TODO: change from registration PR to final URL
While it's been discussed many times, but it never materialized. Alternative deployment scenarios in mind, it's time for a separate package. It could be a standalone git repository which is delivered as a tarball, RPM and DEB. The currently Puppet module will change from installing raw files to ensuring a package. The modern signing provider has a script that now lives in the smart-proxy git repository. This should be part of the same package.
This allows deploying outside of the installer context and move a lot of test code out of the puppet-foreman repository.
For many of the listed benefits, this provider is clearly superior. Adoption will be higher if it's the default.

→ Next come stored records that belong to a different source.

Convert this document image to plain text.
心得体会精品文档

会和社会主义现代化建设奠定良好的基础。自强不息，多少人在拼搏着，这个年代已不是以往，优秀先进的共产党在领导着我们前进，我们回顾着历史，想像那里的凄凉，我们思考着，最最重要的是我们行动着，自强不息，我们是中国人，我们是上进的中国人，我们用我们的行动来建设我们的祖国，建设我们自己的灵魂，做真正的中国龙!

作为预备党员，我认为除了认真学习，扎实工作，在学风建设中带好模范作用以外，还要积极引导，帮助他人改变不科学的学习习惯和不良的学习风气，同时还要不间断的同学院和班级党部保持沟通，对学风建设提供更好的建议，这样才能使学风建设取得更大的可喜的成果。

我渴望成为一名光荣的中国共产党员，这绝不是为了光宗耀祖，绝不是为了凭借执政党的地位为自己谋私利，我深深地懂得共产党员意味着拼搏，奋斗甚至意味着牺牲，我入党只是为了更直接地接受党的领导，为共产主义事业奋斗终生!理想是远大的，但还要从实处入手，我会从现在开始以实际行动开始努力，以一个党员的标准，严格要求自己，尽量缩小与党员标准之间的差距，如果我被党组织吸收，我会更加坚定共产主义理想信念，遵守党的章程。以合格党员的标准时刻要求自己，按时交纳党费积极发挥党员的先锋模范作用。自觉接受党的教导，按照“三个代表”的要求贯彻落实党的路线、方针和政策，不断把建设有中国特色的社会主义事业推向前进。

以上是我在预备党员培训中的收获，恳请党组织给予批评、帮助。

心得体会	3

Foreman already deploys the challengePassword in the CSR by default, even if it won't be used. That means it will involve making sure the users have the correct permissions to read various files and configuring Puppetserver to use the callback script.
Decoupling the Foreman Proxy filesystem from the Puppet filesystem removes one limitation of deploying them on separate machines.
Puppet Enterprise supports load balanced setups. Some people may want to deploy in containers. We should allow this. With the above we've removed the limitations that prevented to do this.
The challenges will be to make sure the Puppetservers have the correct configuration deployed and have the right credentials. Ideally it'd only talk to the Foreman Proxy and never to the Foreman itself.
Possible considerations are reading reports from other sources, such as PuppetDB.